Final answer:
To calculate the enthalpy change ΔH for 9.25×10⁻⁴ mol AgCl dissolving, we use the relation ΔH = q/n with q = -2.9 kJ. The result is ΔH ≈ -20.9 kJ/mol. Multiplying by the given moles and converting to J gives a final answer close to option a) -20.9 kJ.
Step-by-step explanation:
To calculate ΔH when 9.25×10⁻⁴ mol of AgCl dissolves in water, we use the given data that the reaction produces 2.9 kJ of heat. The reaction for the formation of AgCl(s) from NaCl(aq) and AgNO3(aq) is exothermic, as indicated by the negative sign. Therefore, the enthalpy change for dissolving AgCl in water will also be negative.

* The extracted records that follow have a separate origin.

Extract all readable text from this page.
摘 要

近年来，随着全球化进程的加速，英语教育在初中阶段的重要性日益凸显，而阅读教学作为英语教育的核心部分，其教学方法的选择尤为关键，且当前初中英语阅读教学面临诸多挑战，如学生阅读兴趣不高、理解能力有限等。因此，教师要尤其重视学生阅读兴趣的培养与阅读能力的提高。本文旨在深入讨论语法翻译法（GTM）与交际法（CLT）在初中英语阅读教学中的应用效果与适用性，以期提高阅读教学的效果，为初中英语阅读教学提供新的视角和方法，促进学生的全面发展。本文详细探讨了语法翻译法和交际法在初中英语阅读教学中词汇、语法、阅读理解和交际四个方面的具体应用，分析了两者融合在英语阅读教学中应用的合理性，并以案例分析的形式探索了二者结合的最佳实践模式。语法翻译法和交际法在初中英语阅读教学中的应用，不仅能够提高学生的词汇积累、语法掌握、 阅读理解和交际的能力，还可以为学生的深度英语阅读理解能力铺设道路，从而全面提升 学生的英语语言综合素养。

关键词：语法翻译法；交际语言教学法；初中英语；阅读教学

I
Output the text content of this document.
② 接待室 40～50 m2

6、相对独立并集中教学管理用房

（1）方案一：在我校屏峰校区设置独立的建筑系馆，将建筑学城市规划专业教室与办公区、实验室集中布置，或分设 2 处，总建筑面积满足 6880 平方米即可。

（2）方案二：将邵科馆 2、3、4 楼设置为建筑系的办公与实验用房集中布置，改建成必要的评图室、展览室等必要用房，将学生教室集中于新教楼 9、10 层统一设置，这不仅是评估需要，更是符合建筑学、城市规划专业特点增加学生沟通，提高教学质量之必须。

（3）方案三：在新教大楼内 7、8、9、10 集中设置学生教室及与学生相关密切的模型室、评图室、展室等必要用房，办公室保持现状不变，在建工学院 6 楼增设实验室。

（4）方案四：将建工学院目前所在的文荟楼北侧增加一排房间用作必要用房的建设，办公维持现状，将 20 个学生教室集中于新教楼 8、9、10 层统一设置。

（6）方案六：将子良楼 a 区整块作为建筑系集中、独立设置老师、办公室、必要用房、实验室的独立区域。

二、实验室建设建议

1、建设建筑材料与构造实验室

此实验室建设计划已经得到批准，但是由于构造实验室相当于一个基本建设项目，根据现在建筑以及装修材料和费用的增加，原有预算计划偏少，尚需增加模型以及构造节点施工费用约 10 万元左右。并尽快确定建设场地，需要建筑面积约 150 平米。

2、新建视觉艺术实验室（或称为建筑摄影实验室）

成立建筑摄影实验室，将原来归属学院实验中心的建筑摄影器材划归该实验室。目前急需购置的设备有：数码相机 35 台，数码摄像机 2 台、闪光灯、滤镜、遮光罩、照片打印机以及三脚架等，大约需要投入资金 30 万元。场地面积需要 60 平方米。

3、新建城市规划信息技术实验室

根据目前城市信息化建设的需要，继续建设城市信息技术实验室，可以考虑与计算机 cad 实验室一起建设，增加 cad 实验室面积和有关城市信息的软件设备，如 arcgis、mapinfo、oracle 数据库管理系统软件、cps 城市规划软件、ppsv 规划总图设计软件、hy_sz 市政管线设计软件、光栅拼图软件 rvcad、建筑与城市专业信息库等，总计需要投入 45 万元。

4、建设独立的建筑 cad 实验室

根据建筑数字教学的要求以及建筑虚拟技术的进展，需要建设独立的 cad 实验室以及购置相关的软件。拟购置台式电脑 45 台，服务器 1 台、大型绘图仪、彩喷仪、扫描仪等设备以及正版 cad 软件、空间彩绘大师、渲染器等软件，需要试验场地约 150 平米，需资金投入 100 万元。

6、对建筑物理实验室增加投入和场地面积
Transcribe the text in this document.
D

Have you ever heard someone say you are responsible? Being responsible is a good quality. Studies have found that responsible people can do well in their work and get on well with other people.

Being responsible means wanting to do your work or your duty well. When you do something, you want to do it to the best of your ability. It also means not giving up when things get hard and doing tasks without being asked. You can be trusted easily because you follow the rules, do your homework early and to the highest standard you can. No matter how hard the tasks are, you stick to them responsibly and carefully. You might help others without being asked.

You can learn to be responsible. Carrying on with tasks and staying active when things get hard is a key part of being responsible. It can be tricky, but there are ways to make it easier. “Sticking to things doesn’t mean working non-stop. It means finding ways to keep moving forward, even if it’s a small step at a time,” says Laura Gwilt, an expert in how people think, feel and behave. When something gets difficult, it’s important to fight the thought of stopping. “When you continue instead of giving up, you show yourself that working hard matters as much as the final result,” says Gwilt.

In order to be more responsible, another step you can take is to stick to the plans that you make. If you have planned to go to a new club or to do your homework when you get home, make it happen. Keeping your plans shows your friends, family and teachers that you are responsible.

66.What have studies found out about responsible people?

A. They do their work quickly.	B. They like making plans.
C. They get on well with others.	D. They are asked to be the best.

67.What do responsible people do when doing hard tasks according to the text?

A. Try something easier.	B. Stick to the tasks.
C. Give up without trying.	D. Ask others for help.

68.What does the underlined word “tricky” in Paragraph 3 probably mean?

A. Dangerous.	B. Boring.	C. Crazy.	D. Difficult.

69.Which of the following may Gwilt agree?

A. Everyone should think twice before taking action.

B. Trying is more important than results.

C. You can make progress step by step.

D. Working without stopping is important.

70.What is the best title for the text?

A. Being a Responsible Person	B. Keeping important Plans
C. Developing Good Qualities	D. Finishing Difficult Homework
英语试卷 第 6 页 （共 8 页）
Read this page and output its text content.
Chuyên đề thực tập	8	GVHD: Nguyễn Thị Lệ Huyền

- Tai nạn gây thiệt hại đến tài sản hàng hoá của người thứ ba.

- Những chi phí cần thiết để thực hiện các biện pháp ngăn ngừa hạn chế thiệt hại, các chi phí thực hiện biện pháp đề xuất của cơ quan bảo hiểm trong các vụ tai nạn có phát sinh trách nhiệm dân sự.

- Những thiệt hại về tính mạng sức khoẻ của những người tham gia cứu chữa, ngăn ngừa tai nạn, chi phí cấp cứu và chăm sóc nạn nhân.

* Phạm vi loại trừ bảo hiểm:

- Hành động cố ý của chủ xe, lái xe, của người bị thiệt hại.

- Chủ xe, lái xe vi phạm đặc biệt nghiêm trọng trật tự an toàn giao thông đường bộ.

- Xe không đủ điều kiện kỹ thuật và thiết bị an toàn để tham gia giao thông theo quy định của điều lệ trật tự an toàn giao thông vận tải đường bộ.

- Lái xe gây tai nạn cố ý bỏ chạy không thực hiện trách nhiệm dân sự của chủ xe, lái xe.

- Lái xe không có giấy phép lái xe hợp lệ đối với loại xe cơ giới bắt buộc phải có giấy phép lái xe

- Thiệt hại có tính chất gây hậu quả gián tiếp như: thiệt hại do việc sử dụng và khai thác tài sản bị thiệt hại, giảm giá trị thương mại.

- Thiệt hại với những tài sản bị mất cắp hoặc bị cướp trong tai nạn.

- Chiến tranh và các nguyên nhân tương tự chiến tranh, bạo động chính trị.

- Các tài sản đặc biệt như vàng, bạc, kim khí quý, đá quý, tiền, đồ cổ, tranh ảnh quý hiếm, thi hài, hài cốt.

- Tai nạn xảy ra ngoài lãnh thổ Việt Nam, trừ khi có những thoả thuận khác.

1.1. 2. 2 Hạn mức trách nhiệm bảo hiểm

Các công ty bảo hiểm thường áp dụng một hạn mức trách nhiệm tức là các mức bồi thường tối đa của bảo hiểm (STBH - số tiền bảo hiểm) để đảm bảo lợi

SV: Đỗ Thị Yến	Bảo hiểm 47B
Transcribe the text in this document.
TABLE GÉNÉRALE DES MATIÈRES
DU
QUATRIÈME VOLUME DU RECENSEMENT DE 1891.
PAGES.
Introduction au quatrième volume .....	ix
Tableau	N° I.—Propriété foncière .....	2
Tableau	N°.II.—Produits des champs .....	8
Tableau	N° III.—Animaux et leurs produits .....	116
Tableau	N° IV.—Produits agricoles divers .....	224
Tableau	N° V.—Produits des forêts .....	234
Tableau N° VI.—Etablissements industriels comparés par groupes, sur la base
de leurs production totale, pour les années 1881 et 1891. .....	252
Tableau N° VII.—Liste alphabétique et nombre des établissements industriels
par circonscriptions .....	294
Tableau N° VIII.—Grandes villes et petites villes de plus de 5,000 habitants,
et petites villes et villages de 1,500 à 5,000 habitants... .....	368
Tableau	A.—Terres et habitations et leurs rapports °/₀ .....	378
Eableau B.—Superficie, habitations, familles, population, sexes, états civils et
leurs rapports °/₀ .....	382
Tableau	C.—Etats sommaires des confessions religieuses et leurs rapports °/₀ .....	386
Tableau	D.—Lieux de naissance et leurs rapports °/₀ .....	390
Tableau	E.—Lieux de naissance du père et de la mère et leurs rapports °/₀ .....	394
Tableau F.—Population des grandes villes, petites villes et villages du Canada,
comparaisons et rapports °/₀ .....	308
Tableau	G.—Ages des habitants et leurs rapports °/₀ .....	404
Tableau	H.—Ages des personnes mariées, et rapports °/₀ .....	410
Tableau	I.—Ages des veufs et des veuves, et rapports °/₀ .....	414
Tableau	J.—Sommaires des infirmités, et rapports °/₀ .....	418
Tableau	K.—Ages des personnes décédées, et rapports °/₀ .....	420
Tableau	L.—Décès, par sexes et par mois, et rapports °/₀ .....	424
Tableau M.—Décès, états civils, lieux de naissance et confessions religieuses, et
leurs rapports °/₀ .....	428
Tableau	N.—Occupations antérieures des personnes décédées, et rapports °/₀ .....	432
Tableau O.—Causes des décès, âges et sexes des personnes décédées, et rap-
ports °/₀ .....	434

The equation relating ΔH (enthalpy change) to the amount of heat produced (q) and the amount of substance (n) in moles is ΔH = q/n.
Using the given amount of heat, q = -2.9×10³ J, and the number of moles, n = 9.25×10⁻⁴ mol, we calculate: ΔH = (-2.9×10³ J) / (9.25×10⁻⁴ mol), which results in a value close to -20.9 kJ/mol. Hence, since we are only given the amount for 9.25×10⁻⁴ mol, we multiply -20.9 kJ/mol by this amount, converting kJ to J (as 1 kJ = 1000 J) to match the units.